Let $a = \{a_n\}_{n = 1}^{\infty}$ be inside $l_{\infty}$ where $l_{\infty}$ here is the sequences with supermum norm such that that norm is finite. Let $T : l_p \rightarrow l_p$ be defined as $Tx = \{x_na_n\}_{n = 1}^{\infty}$. I am wondering what is the norm here ?
I think it is $||a||_{\infty}$.
$\|T\| = \sup_{\|x\| = 1} \frac{\|Tx\|}{\|x\|} = \frac{\|x_na_n\|_p}{\|x_n\|_p}$. I think one has to use Cauchy-Schwarz here, but I am not sure how I can do it?

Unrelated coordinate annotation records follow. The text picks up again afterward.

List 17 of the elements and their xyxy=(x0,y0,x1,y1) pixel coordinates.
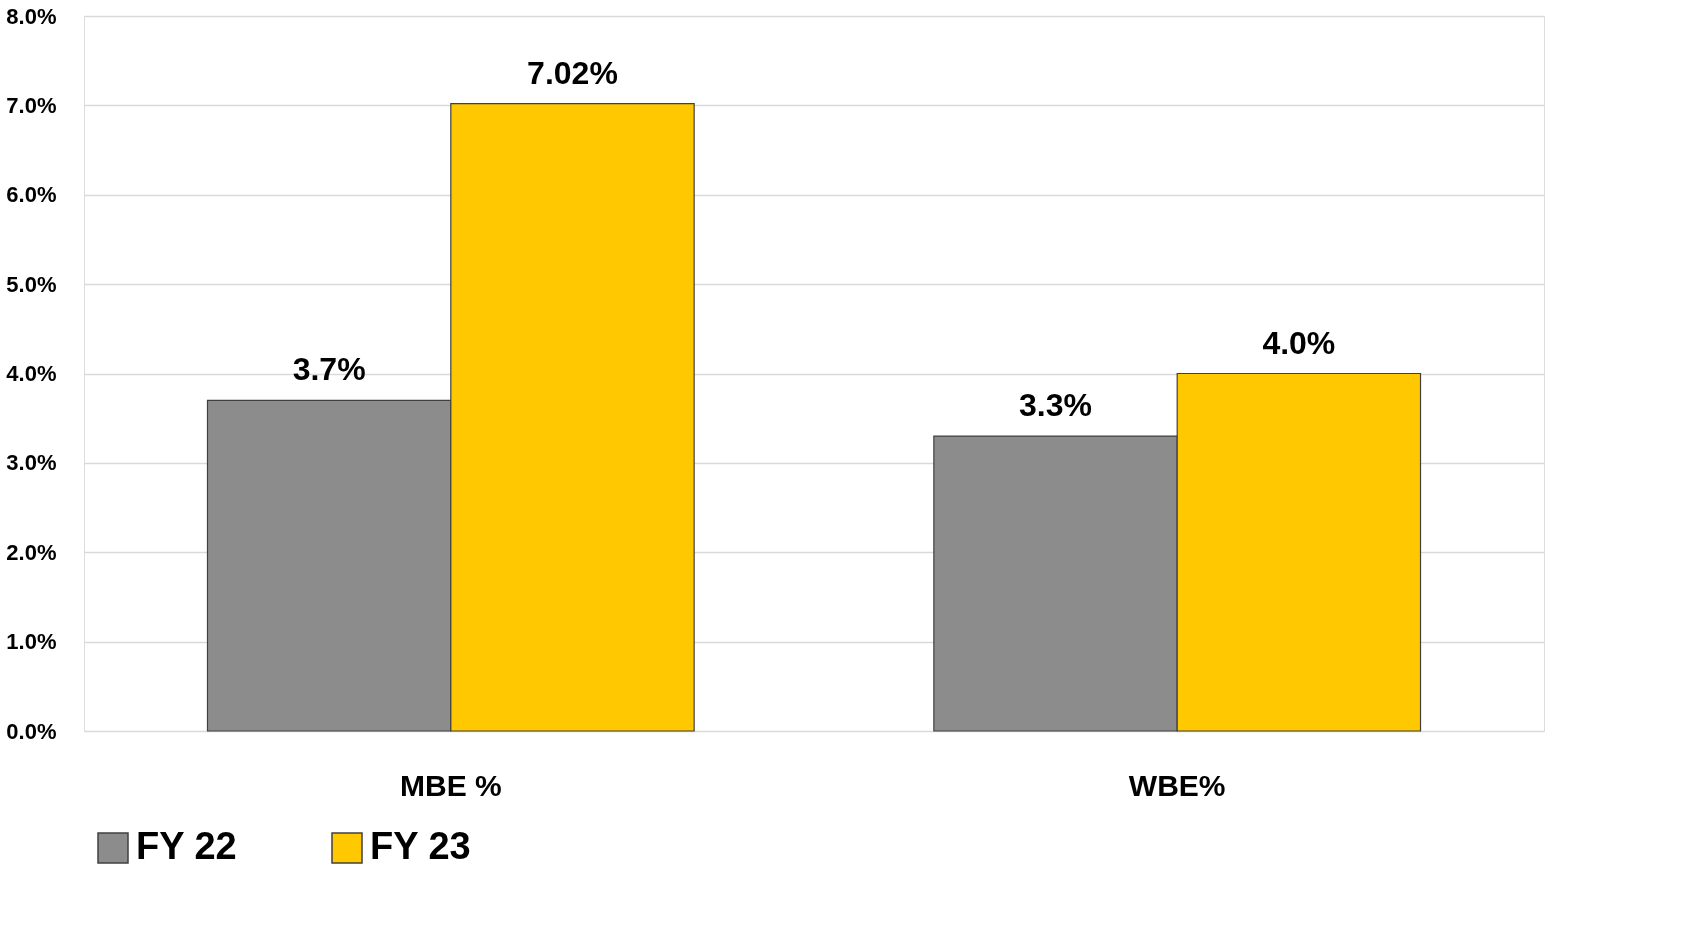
y-tick-label: 4.0% xyxy=(6,361,57,386)
y-tick-label: 0.0% xyxy=(6,718,57,744)
data-label: 7.02% xyxy=(527,54,618,91)
y-tick-label: 8.0% xyxy=(6,3,57,29)
legend-label: FY 22 xyxy=(136,825,237,867)
y-tick-label: 2.0% xyxy=(6,539,57,565)
x-tick-label: WBE% xyxy=(1128,768,1226,802)
y-tick-label: 6.0% xyxy=(6,182,57,208)
legend-label: FY 23 xyxy=(370,825,471,867)
data-label: 4.0% xyxy=(1262,324,1336,361)
y-tick-label: 5.0% xyxy=(6,271,57,297)
y-tick-label: 1.0% xyxy=(6,629,57,655)
y-tick-label: 3.0% xyxy=(6,450,57,476)
data-label: 3.7% xyxy=(292,351,366,388)
x-tick-label: MBE % xyxy=(399,768,502,802)
data-label: 3.3% xyxy=(1019,387,1092,424)
y-tick-label: 7.0% xyxy=(6,92,57,118)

Let $n\in\mathbb N$ and let $e(n)\in\ell^p$ be the sequence such that$$e(n)_k=\begin{cases}1&\text{ if }k=n\\0&\text{ otherwise.}\end{cases}$$Then $\bigl\|e(n)\bigr\|_p=1$ and $\bigl|T\bigl(e(n)\bigr)\bigr|=|a_n|$. Therefore, $(\forall n\in\mathbb{n}):\|T\|\geqslant|a_n|$. Since this happens for each $n\in\mathbb N$, $\|T\|\geqslant\|a\|_\infty$.
On the other hand, if $\|x\|_p=1$, then$$\bigl|T(x)\bigr|=\sqrt[p]{\sum_{n=0}^\infty|a_nx_n|^p}\leqslant\|a\|_\infty\sqrt[p]{\sum_{n=0}^\infty|x_n|^p}=\|a\|_\infty\|x\|_p.$$So, $\|T\|=\|a\|_\infty$.